The Salesman opens with a young couple’s world literally crumbling around them. Framed against still images of a small stage as its lights are turned on, the Tehran apartment building where Rana (Taraneh Alidoosti) and Emad (Shahab Hosseini) live is splitting apart, its foundation shaken by nearby construction. This powerful sequence–one of the most aesthetically interesting and compelling opening scenes I’ve seen in a long time–sets the tone for the rest of the film, a familial parable juxtaposed and interwoven with a theatrical artifice, where the lines between real life and art become blurred. Perhaps in light of recent political and cultural events–namely, the executive order banning the Iranian people who made this film, and the film’s subsequent accolades as the Best Foreign Film winner at the Oscars–The Salesman‘s themes of art’s power to deconstruct cultural narratives take on new significance.

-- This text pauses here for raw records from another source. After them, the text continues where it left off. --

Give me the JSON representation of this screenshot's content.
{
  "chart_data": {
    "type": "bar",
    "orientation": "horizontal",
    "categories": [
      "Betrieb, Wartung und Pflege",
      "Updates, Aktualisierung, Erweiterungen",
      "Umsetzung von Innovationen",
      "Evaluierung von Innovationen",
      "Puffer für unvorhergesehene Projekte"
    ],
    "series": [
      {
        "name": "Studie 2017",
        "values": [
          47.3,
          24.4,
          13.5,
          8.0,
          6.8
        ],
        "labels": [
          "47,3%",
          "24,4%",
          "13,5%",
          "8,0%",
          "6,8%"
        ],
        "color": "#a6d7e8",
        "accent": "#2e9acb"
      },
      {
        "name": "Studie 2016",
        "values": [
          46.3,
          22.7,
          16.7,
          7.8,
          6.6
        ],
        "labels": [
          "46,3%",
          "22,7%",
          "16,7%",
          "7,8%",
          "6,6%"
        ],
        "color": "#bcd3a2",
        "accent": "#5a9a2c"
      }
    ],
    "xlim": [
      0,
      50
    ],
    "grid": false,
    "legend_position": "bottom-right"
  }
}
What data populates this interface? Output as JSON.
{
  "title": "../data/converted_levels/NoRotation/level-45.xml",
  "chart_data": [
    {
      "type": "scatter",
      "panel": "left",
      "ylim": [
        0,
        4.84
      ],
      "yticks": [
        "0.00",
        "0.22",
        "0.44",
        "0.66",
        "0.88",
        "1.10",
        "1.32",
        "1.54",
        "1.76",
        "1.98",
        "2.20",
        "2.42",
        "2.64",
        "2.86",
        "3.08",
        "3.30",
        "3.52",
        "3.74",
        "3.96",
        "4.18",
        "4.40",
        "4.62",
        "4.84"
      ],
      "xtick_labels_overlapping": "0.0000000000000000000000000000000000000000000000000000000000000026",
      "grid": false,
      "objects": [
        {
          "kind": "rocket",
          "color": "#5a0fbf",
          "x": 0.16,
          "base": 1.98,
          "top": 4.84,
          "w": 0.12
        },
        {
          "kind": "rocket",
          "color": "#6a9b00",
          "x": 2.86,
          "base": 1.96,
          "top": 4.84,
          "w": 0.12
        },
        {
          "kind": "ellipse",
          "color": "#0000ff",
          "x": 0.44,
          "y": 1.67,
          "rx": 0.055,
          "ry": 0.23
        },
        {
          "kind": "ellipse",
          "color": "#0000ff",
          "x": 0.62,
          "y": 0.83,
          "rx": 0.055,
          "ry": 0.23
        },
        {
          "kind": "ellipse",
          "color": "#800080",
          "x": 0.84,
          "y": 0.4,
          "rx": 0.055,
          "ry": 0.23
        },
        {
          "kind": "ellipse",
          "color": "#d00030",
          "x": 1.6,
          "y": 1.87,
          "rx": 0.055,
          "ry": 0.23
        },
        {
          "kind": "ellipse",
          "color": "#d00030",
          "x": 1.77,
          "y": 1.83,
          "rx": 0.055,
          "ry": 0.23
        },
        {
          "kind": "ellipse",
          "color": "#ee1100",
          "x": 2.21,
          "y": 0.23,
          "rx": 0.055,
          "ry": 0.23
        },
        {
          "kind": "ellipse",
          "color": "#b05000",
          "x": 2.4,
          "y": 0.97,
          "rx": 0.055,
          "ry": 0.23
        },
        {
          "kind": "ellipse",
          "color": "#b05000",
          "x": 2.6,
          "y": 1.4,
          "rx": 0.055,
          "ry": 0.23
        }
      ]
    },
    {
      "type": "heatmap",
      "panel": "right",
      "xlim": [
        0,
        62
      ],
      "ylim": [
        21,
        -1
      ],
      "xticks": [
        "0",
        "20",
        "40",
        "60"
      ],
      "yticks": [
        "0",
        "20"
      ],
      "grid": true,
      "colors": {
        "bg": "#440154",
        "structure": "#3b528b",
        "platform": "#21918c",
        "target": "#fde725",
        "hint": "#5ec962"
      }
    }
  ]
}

While rehearsing for their roles performing in Arthur Miller’s Death of a Salesman, Emad and Rana draw on a fellow actor’s recently available apartment, as their crumbling building has been condemned. Unaware of the previous tenant’s relationship with the owner and the neighbors, Rana experiences a frightening incident, one which sends the young couple into a downward spiral of grief, trauma, and ultimately vengeance. Farhadi wisely never shows us the incident (and I won’t spoil it here), choosing instead to simply show us the aftermath and allow the audience and the characters to draw conclusions based on the evidence, everything hinted at with a decidedly non-Western indirectness. The Saleman‘s blending and contrast of Western and Eastern cultures is complex and powerful. There are moments here where it felt like this story could take place in any urban center in America, until characters’ decisions or morality reminded me that this is a remarkably different culture from my own. Death of a Salesman is a distinctly American stage play, an exploration and critique of the American dream and gender roles. So it’s no surprise that Farhadi’s characters also experience a crisis which upends their sense of cultural belonging and forces them to wrestle with their masculinity and femininity. Emad especially struggles with his role as a husband, what the proper response should be in such circumstances where he feels helpless, even emasculated. Hosseini gives a stunning, understated performance, carrying the weight of guilt and shame in his eyes and his shoulders. Everyone in the film is excellent, but it’s Hosseini who stays with me–he’s a man churning inside, longing for justice and to make the situation right and whole again, yet unable to fix what’s been broken.
Farhadi is an artisan of empathy. His previous films–A Separation, The Past, About Elly–are all emotionally devastating explorations of everyday people’s relationships and emotions, how they communicate and respond to one another. He’s particularly interested in marital dynamics; every one of these films could be necessary viewing for a young couple in premarital counseling as it raises a smorgasbord of affecting inquiries. Issues of sexuality, reputation, shame, duty, gender roles, expectations, trauma, and sacrificial love are all navigated with intentional care by Farhadi and his characters, opening up the viewers’ to genuinely connect with these characters in ways most filmmakers dream of doing. While The Salesman never hit me emotionally the way the previous three films did, its still a masterpiece in its own right. Perhaps its lack of emotional impact is due to Farhadi’s willingness to branch out, to create a meta-film of sorts in drawing parallels between the stage play being performed and the characters’ everyday lives. They’re all playing roles; sometimes it’s just hard to discern the character they’re becoming.
In his acceptance speech at the Oscars, read by Iranian astronaut and businesswoman Anousheh Ansari, Farhadi said this:
Dividing the world into the “us” and “our enemies” categories creates fear. A deceitful justification for aggression and war. These wars prevent democracy and human rights in countries which have themselves been victims of aggression. Filmmakers can turn their cameras to capture shared human qualities and break stereotypes of various nationalities and religions. They create empathy between us and others. An empathy which we need today more than ever.
The Salesman and Farhadi’s films open up my Western eyes (and heart) to the stories of Iran, a place and culture I may never get to visit, but one which I desperately hope to better understand.